‘Red Notice’ producer offers update on potential sequel

red notice

After almost seven weeks in release, Red Notice dropped out of the Netflix Top 10 most-watched list for the very first time the other day, but 24 hours later it was right back in the mix to establish that subscribers still aren’t getting tired of the star-studded heist caper.

While we’ve got absolutely no idea how the streaming service determines which of its original movies are worthy of getting sequels, you’d have to imagine that becoming the platform’s most popular in-house feature film ever is enough to justify another globetrotting escapade for Dwayne Johnson, Ryan Reynolds and Gal Gadot.

Red Notice ended on a note that left the door wide open for further adventures, but in a recent interview with Collider, producer Hiram Garcia danced around the question while trying to offer a vague status update.
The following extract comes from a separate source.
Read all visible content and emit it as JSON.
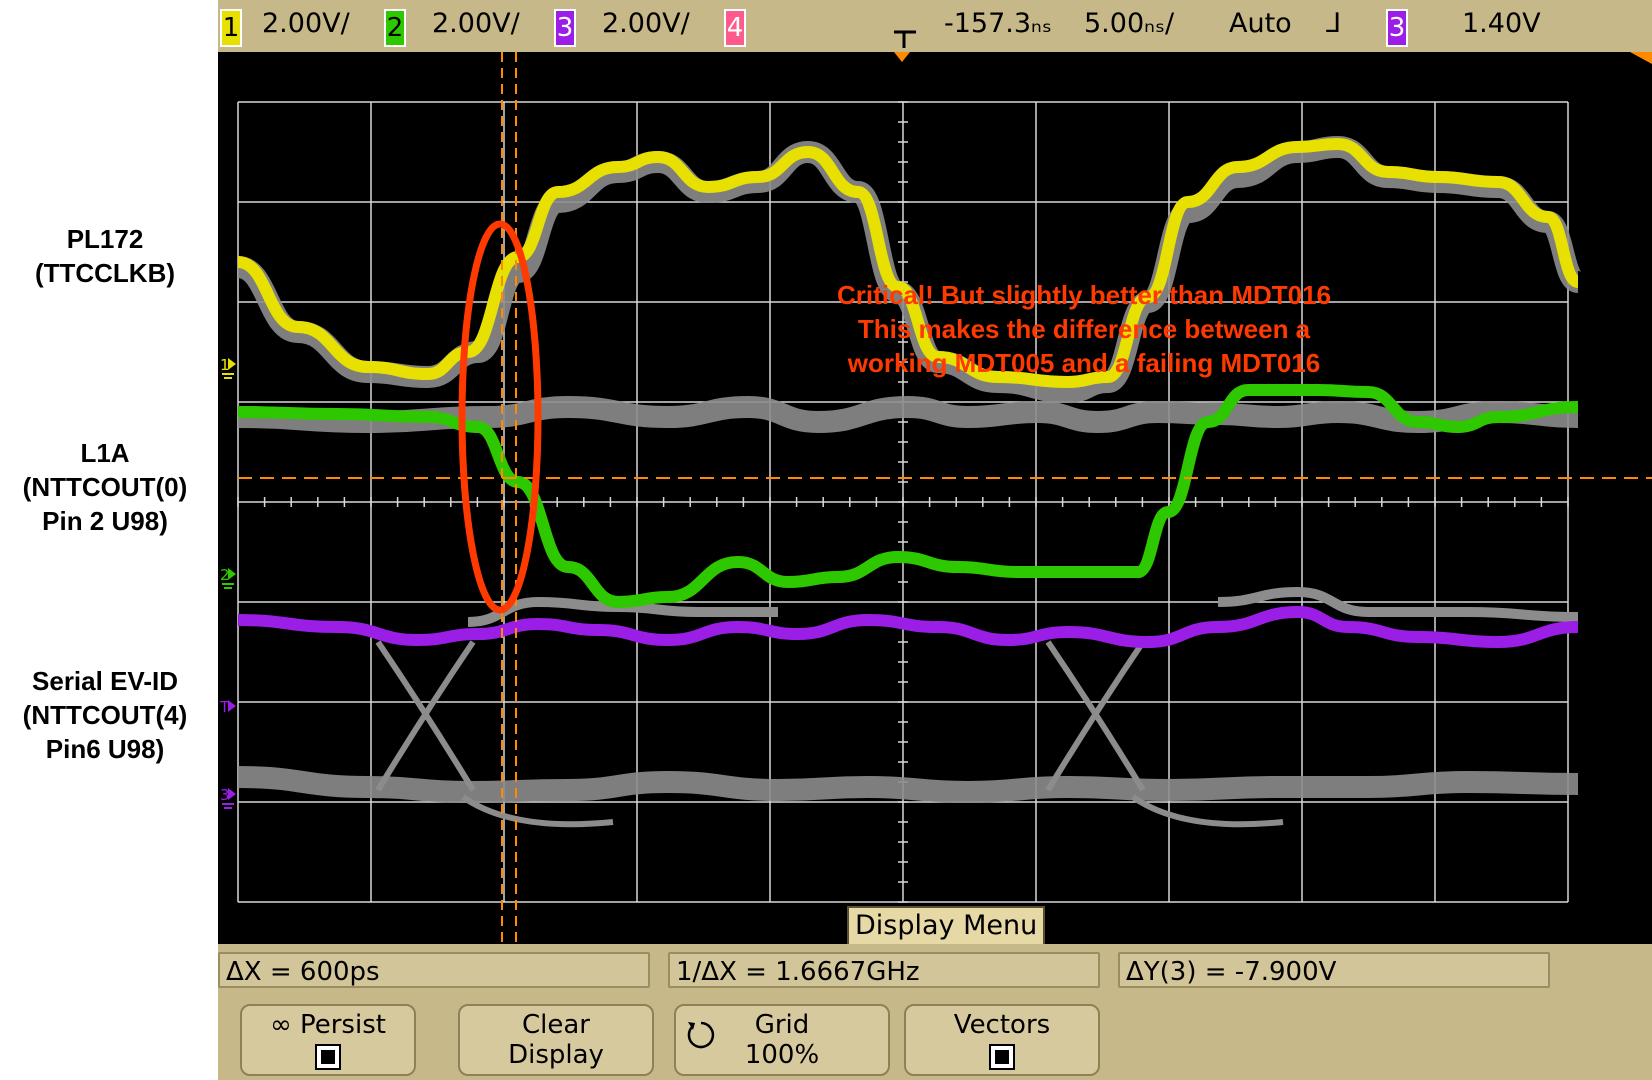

“We do have a really fun blooper reel, but we did like where we ended. In regards to the end credits, with something like this that, in essence, you could view as a franchise starter, we never really like to get ahead of ourselves too much. I think ultimately it’s the fans that dictate if they want a sequel, we’ll be ready to deliver them one. But there was never really a talk about doing some kind of post-credits scene because we always knew how we wanted the movie to end.

We knew we wanted to tee up something big, but we didn’t feel that there was really any need for any kind of a post-credits scene. I think we have ideas in our head in terms of where we’d like the story to go, and if the fans respond to the movie the way we’re hoping they will, then it’s on us to be ready to deliver that, and we do have some really good ideas on deck.”

Director Rawson Marshall Thurber admitted recently that not only did he have an idea in mind for where the story goes next, but he’d prefer to shoot Red Notice 2 and 3 back-to-back. Of course, with a budget well north of $200 million and a trio of leads who always tend to have multiple projects on the go at any given time, the looming threat to making it happen would presumably be scheduling.